Canadians must be vigilant for at least a year, the time it may take for a coronavirus vaccine to become available, Justin Trudeau warned Thursday, as his government projected the disease could kill 11,000-22,000 people there.
“The path we take is up to us,” the Canadian prime minister said at his daily press conference, shortly after the release of the first national projections on the evolution of the pandemic in Canada.
He said it will not be possible to return to normalcy until a vaccine is available, which he said could take between 12-18 months.
The most likely scenarios anticipate between 11,000 and 22,000 deaths if the strict social distancing measures currently in place are respected, compared to just over 500 deaths to date.
If the measures are relaxed, the death toll could rise to as many as 44,000.
“The initial peak, the top of the curve, may be in late spring with the end of the first wave in the summer,” Trudeau said, hoping for the beginning of a recovery in economic activity and an easing of containment measures by that time.
“There will likely be smaller outbreaks for a number of months after that. This will be the new normal. Until a vaccine is developed,” he said.
As a result, “we will have to be vigilant for a year,” he stated outside his official residence, looking grave as a snow shower fell on Ottawa.
For days now Trudeau has been under pressure to release nationwide figures on Canada’s experience with the pandemic sweeping the globe.
The four most affected provinces, which account for 94 percent of the country’s cases, have done so.

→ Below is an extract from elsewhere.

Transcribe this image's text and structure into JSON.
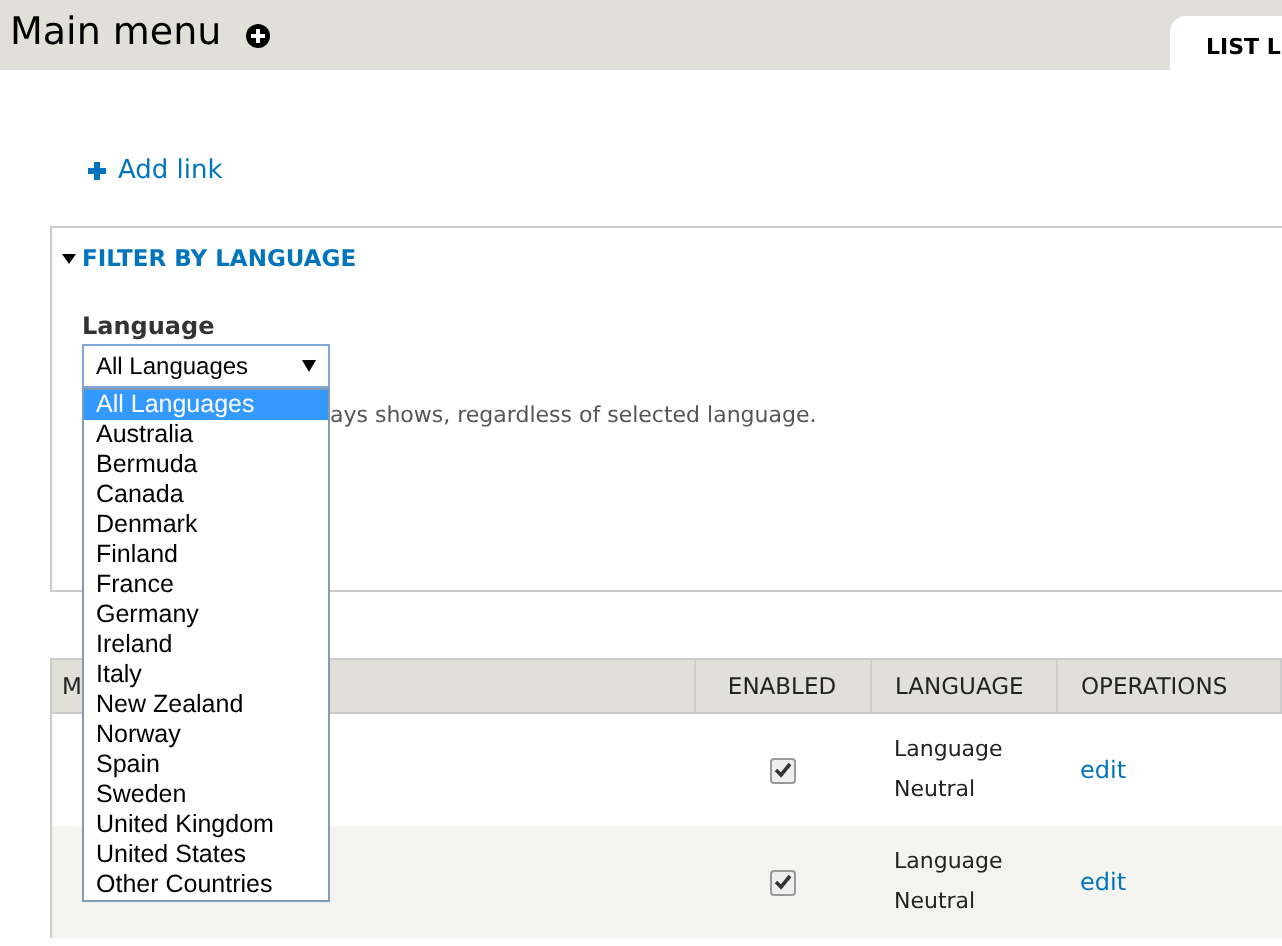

The federal government projections said the country could see between 934,000 and 1.9 million cases of COVID-19 by the time the pandemic ends, assuming Canadians observe strict social distancing and other safety measures over the next few months.
As of Thursday morning, Canada was reporting nearly 20,000 cases of infection with 476 deaths, according to figures provided by provincial authorities.
By April 16, the virus death toll will probably be between 500 and 700, said Chief Public Health Officer Theresa Tam.
“We can’t prevent every death, but we must prevent every death that we can,” Tam said.
“Models are not crystal balls and we cannot predict the future with them. However, they do help us to plan and they tell us that our collective actions can have a direct and significant impact on the epidemic trajectory.”
The number of cases in Canada is doubling every three to five days.
Officials in Quebec, Canada’s hardest hit province with nearly half of the country’s cases, said the pandemic might peak there in mid-April.